Pada Januari 2024, beberapa pabrikan ternama Eropa telah mengumumkan PHK dan penutupan pabrik, menandakan tren yang mengkhawatirkan dalam industri ini. Namun, penting untuk dicatat bahwa tidak semua negara cocok untuk produksi panel fotovoltaik, dan pembagian kerja global yang wajar sangat penting untuk mewujudkan keuntungan bersama.
Kelebihan pasokan produk PV Tiongkok di Eropa dapat disebabkan oleh beberapa faktor, termasuk efektivitas biaya dan dukungan pemerintah Tiongkok terhadap industri tersebut. Banyak produsen Tiongkok menikmati subsidi dan keuntungan pajak yang signifikan, sehingga memungkinkan mereka memproduksi dan mengekspor produk dengan biaya lebih rendah dibandingkan produsen Eropa. Selain itu, rantai pasokan industri PV Tiongkok sudah mapan, sehingga memungkinkan proses produksi yang efisien dan pengiriman yang efisien ke pasar global.
Dampak dominasi industri PV Tiongkok dirasakan di seluruh Eropa, dan kebangkrutan Exasun hanyalah salah satu dari banyak korban jiwa dalam beberapa tahun terakhir. Industri tenaga surya Eropa kesulitan untuk tetap kompetitif dalam menghadapi masuknya produk PV Tiongkok.
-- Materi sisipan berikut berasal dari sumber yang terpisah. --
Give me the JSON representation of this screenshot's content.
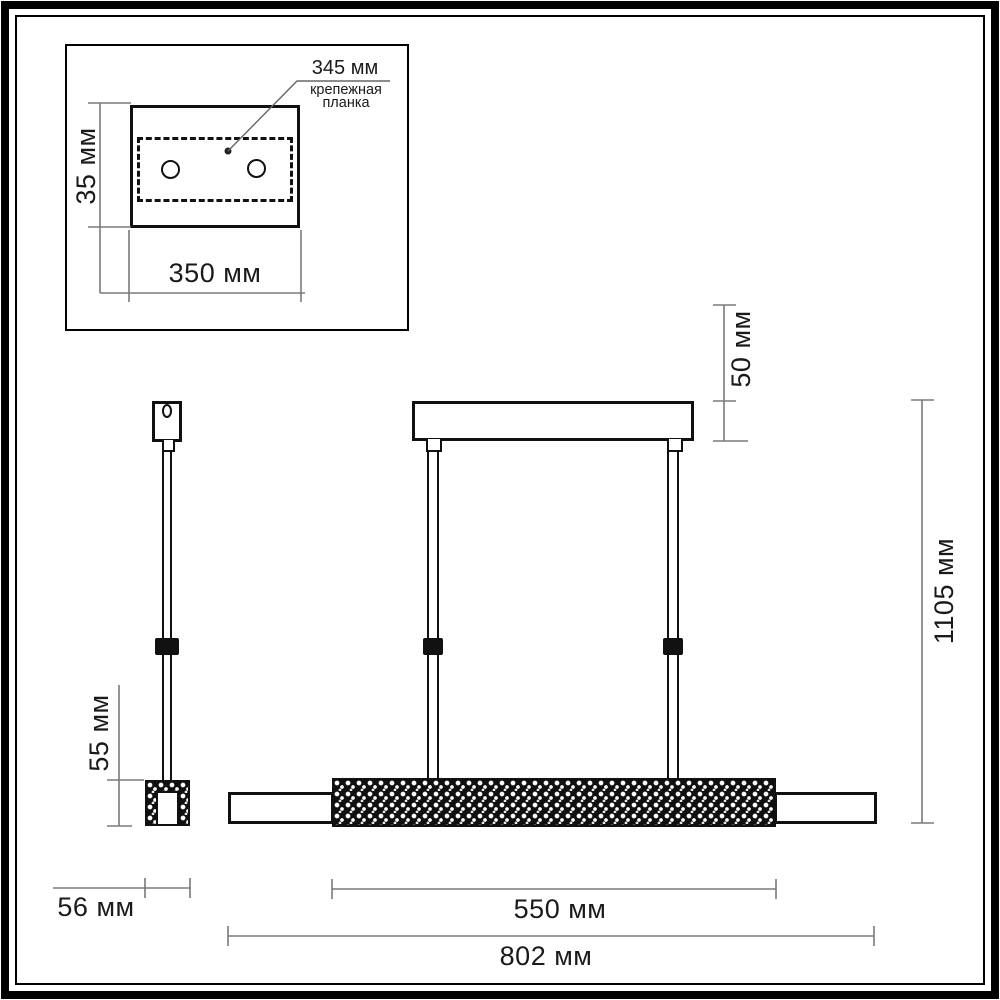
{
  "drawing": {
    "type": "technical dimension drawing",
    "subject": "linear pendant lamp with crystal diffuser",
    "colors": {
      "line": "#111111",
      "dimension_line": "#7a7a7a",
      "background": "#ffffff",
      "black_fill": "#101010"
    }
  },
  "labels": {
    "plate_span": "345 мм",
    "plate_caption_1": "крепежная",
    "plate_caption_2": "планка",
    "plate_height": "35 мм",
    "plate_width": "350 мм",
    "canopy_height": "50 мм",
    "overall_drop": "1105 мм",
    "cap_height": "55 мм",
    "cap_width": "56 мм",
    "crystal_length": "550 мм",
    "overall_length": "802 мм"
  }
}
Penting bagi produsen di Eropa untuk menemukan cara mengurangi biaya dan meningkatkan efisiensi operasional tanpa mengorbankan kualitas atau inovasi.
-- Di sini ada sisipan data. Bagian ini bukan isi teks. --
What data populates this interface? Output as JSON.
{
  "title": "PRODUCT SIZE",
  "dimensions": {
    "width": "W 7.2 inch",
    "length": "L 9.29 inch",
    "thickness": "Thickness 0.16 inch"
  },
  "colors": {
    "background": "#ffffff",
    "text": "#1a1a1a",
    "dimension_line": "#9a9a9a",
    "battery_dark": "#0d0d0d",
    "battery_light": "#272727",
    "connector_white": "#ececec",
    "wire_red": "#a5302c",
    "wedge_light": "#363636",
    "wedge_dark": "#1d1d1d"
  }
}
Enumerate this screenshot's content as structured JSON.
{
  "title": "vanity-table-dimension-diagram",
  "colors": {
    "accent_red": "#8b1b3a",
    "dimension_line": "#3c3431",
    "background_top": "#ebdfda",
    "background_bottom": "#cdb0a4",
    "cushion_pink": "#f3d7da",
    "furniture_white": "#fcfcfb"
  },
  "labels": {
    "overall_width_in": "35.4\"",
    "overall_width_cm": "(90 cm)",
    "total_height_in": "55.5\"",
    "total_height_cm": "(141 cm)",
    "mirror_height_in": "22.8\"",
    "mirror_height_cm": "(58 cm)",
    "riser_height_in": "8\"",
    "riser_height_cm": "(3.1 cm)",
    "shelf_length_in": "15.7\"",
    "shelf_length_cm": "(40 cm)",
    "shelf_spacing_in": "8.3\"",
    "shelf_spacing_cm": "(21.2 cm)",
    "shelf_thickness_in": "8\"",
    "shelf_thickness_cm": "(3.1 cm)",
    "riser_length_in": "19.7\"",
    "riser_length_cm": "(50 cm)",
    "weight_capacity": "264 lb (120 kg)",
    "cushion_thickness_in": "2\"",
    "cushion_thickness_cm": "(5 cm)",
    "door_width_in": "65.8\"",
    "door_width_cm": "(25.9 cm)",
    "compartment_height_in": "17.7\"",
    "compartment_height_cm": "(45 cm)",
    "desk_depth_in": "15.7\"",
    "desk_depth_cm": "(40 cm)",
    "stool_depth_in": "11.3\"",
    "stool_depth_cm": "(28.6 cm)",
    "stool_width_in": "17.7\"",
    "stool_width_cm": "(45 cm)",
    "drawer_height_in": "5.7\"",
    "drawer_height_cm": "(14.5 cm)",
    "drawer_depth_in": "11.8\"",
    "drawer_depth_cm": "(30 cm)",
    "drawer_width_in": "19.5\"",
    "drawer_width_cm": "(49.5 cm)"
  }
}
Salah satu solusi potensial untuk masalah ini adalah kolaborasi dan kerja sama yang lebih besar antara industri tenaga surya Tiongkok dan Eropa. Kolaborasi tersebut dapat berfokus pada pengembangan teknologi dan metode produksi baru yang bermanfaat bagi kedua kawasan, serta berbagi pengetahuan dan keahlian. Selain itu, pemerintah Eropa harus mempertimbangkan investasi dalam pengembangan industri PV di wilayah yang mungkin merupakan sumber produksi yang layak, seperti Afrika dan Timur Tengah.
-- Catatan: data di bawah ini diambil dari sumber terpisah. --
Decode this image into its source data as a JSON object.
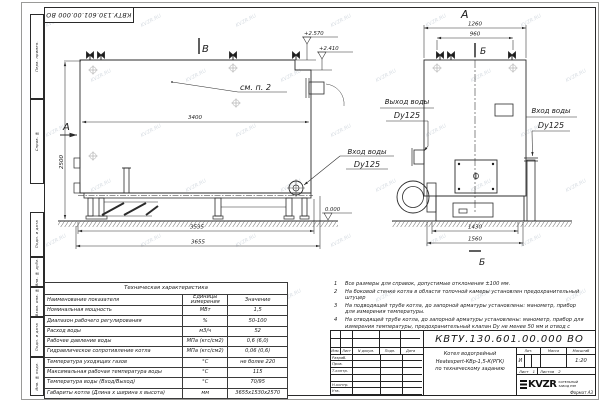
{
  "page": {
    "watermark_text": "KVZR.RU",
    "line_color": "#2b2b2b"
  },
  "stamp_top": {
    "doc_number_inverted": "КВТУ.130.601.00.000  ВО"
  },
  "margin_fields": [
    {
      "label": "Перв. примен."
    },
    {
      "label": "Справ. №"
    },
    {
      "label": "Подп. и дата"
    },
    {
      "label": "Инв. № дубл."
    },
    {
      "label": "Взам. инв. №"
    },
    {
      "label": "Подп. и дата"
    },
    {
      "label": "Инв. № подл."
    }
  ],
  "views": {
    "side": {
      "section_b": "В",
      "section_a": "А",
      "see_note": "см. п. 2",
      "dim_width_top": "3400",
      "dim_height": "2500",
      "dim_base": "3535",
      "dim_overall": "3655",
      "elev_top": "+2.570",
      "elev_step": "+2.410",
      "elev_zero": "0.000",
      "inlet_callout": {
        "line1": "Вход воды",
        "line2": "Dy125"
      }
    },
    "front": {
      "view_label": "А",
      "section_label_top": "Б",
      "section_label_bottom": "Б",
      "dim_width_top": "1260",
      "dim_valves": "960",
      "dim_base": "1430",
      "dim_overall": "1560",
      "outlet_callout": {
        "line1": "Выход воды",
        "line2": "Dy125"
      },
      "inlet_callout": {
        "line1": "Вход воды",
        "line2": "Dy125"
      }
    }
  },
  "spec_table": {
    "title": "Техническая характеристика",
    "headers": [
      "Наименование показателя",
      "Единицы измерения",
      "Значение"
    ],
    "rows": [
      [
        "Номинальная мощность",
        "МВт",
        "1,5"
      ],
      [
        "Диапазон рабочего регулирования",
        "%",
        "50-100"
      ],
      [
        "Расход воды",
        "м3/ч",
        "52"
      ],
      [
        "Рабочее давление воды",
        "МПа (кгс/см2)",
        "0,6 (6,0)"
      ],
      [
        "Гидравлическое сопротивление котла",
        "МПа (кгс/см2)",
        "0,06 (0,6)"
      ],
      [
        "Температура уходящих газов",
        "°С",
        "не более 220"
      ],
      [
        "Максимальная рабочая температура воды",
        "°С",
        "115"
      ],
      [
        "Температура воды (Вход/Выход)",
        "°С",
        "70/95"
      ],
      [
        "Габариты котла (Длина х ширина х высота)",
        "мм",
        "3655х1530х2570"
      ]
    ]
  },
  "notes": [
    {
      "num": "1",
      "text": "Все размеры для справок, допустимые отклонения ±100 мм."
    },
    {
      "num": "2",
      "text": "На боковой стенке котла в области топочной камеры установлен предохранительный штуцер"
    },
    {
      "num": "3",
      "text": "На подводящей трубе котла, до запорной арматуры установлены: манометр, прибор для измерения температуры."
    },
    {
      "num": "4",
      "text": "На отводящей трубе котла, до запорной арматуры установлены: манометр, прибор для измерения температуры, предохранительный клапан Dу не менее 50 мм и отвод с обратным клапаном Dу не менее 50 мм."
    }
  ],
  "title_block": {
    "doc_number": "КВТУ.130.601.00.000  ВО",
    "name_line1": "Котел водогрейный",
    "name_line2": "Heatexpert-КВр-1,5-К(РГК)",
    "name_line3": "по техническому заданию",
    "header_cells": [
      "Изм.",
      "Лист",
      "N докум.",
      "Подп.",
      "Дата"
    ],
    "row_labels": [
      "Разраб.",
      "Пров.",
      "Т.контр.",
      "",
      "Н.контр.",
      "Утв."
    ],
    "lit_header": "Лит.",
    "mass_header": "Масса",
    "scale_header": "Масштаб",
    "lit_value": "И",
    "scale_value": "1:20",
    "sheet_label": "Лист",
    "sheet_value": "1",
    "sheets_label": "Листов",
    "sheets_value": "2",
    "logo_text": "KVZR",
    "logo_sub1": "КОТЕЛЬНЫЙ",
    "logo_sub2": "ЗАВОД РЭП",
    "format_label": "Формат  А3"
  }
}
Kesimpulannya, kebangkrutan Exasun menjadi tanda peringatan bagi industri tenaga surya di Eropa. Namun, penting untuk mengatasi masalah ini dengan perspektif positif dan proaktif, mencari solusi melalui kolaborasi dan inovasi. Pembagian kerja global yang wajar sangat penting bagi keberhasilan dan keberlanjutan industri tenaga surya, sehingga memastikan bahwa semua wilayah dapat memperoleh manfaat dari peluang yang diberikan oleh pasar yang sedang berkembang ini.